Suspensão por aposentadoria por incapacidade permanente
Quando você recebe aposentadoria por incapacidade permanente (antiga aposentadoria por invalidez), seu contrato também fica suspenso, mas com regras específicas previstas no artigo 475 da CLT. Essa situação é mais complexa porque o benefício pode ser revisado pelo INSS a qualquer momento.
Se você recuperar a capacidade de trabalho e a aposentadoria for cancelada, tem direito garantido de retornar à mesma função que ocupava. Porém, a empresa pode optar por indenizá-lo e encerrar o contrato, pagando as verbas rescisórias conforme sua situação (estável ou não).
Um problema comum dessa modalidade é que você não pode pedir demissão enquanto o contrato estiver suspenso. Mesmo que sua condição seja irreversível ou você esteja dispensado de fazer perícias regulares, os tribunais entendem que o benefício pode ser revisto, mantendo a obrigação de suspensão.
Essa limitação pode ser inconveniente quando você deseja receber as verbas trabalhistas (FGTS, multa de 40% etc.), mas elas ficam "presas" enquanto durar a aposentadoria. Uma alternativa é o planejamento previdenciário para verificar se você tem direito a outra modalidade de aposentadoria que permita a rescisão do contrato.

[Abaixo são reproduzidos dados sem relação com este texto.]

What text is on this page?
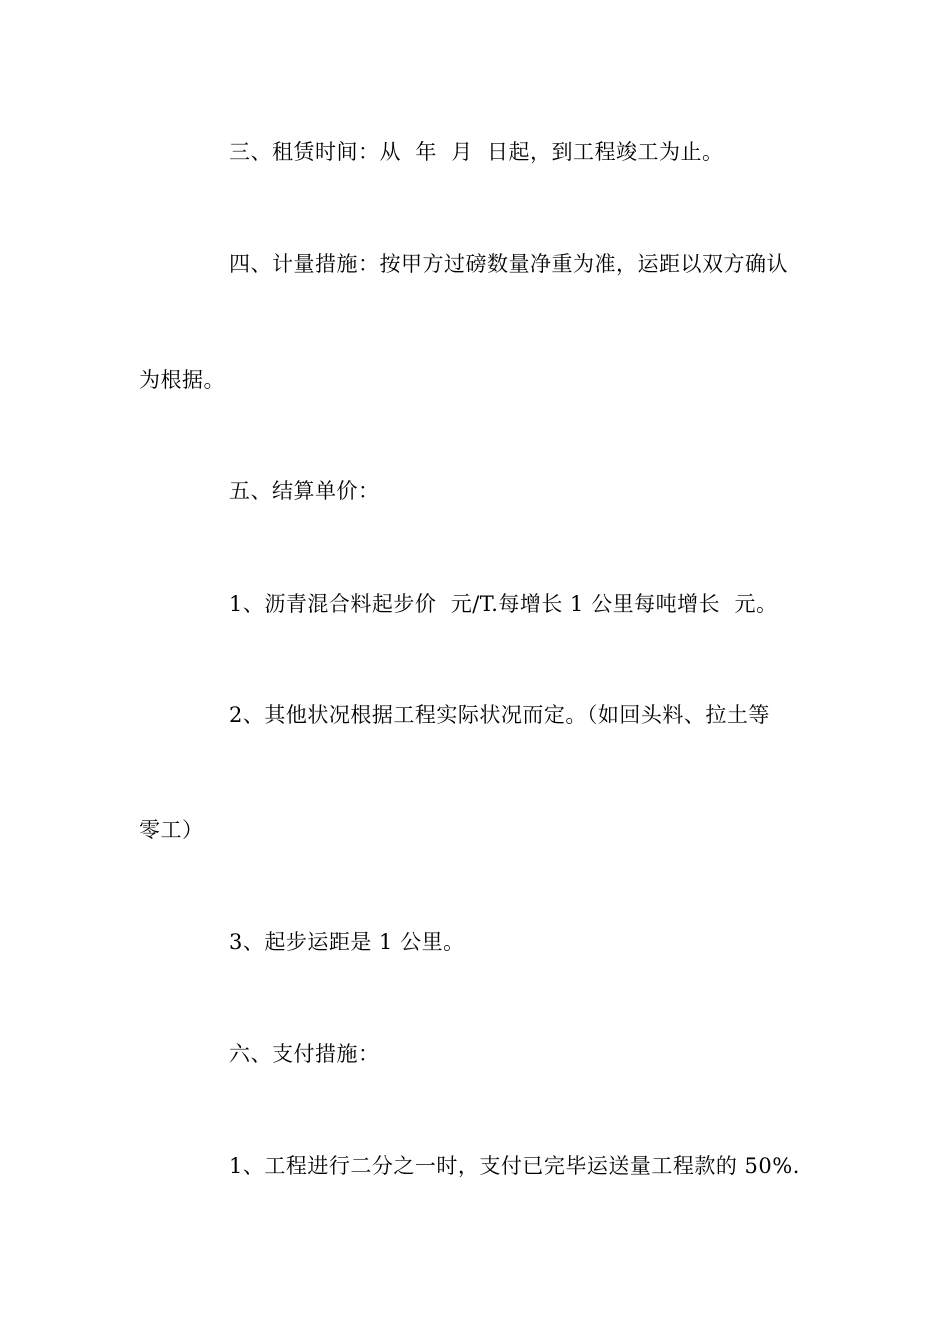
三、租赁时间：从  年  月  日起，到工程竣工为止。
四、计量措施：按甲方过磅数量净重为准，运距以双方确认
为根据。
五、结算单价：
1、沥青混合料起步价  元/T.每增长 1 公里每吨增长  元。
2、其他状况根据工程实际状况而定。（如回头料、拉土等
零工）
3、起步运距是 1 公里。
六、支付措施：
1、工程进行二分之一时，支付已完毕运送量工程款的 50%.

Outras modalidades de suspensão
O contrato também pode ser suspenso para qualificação profissional, conforme o artigo 476-A da CLT. Nesse caso, você participa de curso ou programa oferecido pela empresa por dois a cinco meses, recebendo uma bolsa equivalente ao seguro-desemprego em vez do salário.
Essa modalidade exige previsão em acordo coletivo, sua concordância por escrito e notificação do sindicato. Durante o curso, você mantém direitos como plano de saúde e outras vantagens, desde que previstos na negociação coletiva. A mesma suspensão não pode ocorrer novamente no prazo de 16 meses.

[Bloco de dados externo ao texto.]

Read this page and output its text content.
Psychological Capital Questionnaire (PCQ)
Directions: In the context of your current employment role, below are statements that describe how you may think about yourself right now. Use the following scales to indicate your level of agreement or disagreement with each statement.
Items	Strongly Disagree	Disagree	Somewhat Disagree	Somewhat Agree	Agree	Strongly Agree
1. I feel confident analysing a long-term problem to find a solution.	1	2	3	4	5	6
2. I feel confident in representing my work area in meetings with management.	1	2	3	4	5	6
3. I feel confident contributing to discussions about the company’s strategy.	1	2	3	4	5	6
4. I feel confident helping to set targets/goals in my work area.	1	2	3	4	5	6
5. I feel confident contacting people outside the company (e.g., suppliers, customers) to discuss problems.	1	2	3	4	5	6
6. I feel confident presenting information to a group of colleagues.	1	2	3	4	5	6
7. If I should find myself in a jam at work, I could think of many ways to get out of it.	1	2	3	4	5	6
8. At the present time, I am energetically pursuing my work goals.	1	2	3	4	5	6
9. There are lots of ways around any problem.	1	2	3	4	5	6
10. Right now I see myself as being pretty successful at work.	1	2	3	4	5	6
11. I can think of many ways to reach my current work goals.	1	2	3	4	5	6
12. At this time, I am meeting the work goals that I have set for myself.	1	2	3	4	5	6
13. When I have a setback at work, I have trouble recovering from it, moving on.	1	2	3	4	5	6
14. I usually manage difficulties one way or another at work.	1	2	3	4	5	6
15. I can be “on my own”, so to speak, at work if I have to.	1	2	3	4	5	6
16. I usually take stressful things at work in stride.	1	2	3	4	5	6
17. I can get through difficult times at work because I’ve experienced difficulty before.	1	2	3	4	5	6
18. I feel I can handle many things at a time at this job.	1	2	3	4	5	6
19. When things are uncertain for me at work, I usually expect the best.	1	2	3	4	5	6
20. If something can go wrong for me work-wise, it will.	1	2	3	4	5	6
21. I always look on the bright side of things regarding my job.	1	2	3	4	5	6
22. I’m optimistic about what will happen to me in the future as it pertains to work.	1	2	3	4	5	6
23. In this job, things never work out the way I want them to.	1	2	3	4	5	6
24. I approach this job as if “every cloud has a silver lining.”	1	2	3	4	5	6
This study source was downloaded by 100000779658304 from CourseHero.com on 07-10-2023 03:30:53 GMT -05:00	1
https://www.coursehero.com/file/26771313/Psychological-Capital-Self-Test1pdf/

Na pandemia, foi criada uma modalidade especial através da Lei 14.020, permitindo a suspensão temporária para manutenção do emprego. Os trabalhadores receberam o Benefício Emergencial (BEm) e ganharam estabilidade provisória. Embora essa medida não esteja mais em vigor, demonstrou como a legislação pode se adaptar a situações excepcionais.
Em qualquer modalidade de suspensão, é importante acompanhar se a empresa está cumprindo suas obrigações e se seus direitos estão sendo preservados. Organize sua documentação e, se houver irregularidades ou negativa de direitos que considera devidos, procure um advogado trabalhista especializado. A orientação profissional é essencial para esclarecer suas opções e, quando necessário, buscar o reconhecimento dos seus direitos na Justiça, já que muitas questões envolvendo suspensão contratual acabam sendo resolvidas apenas na esfera judicial.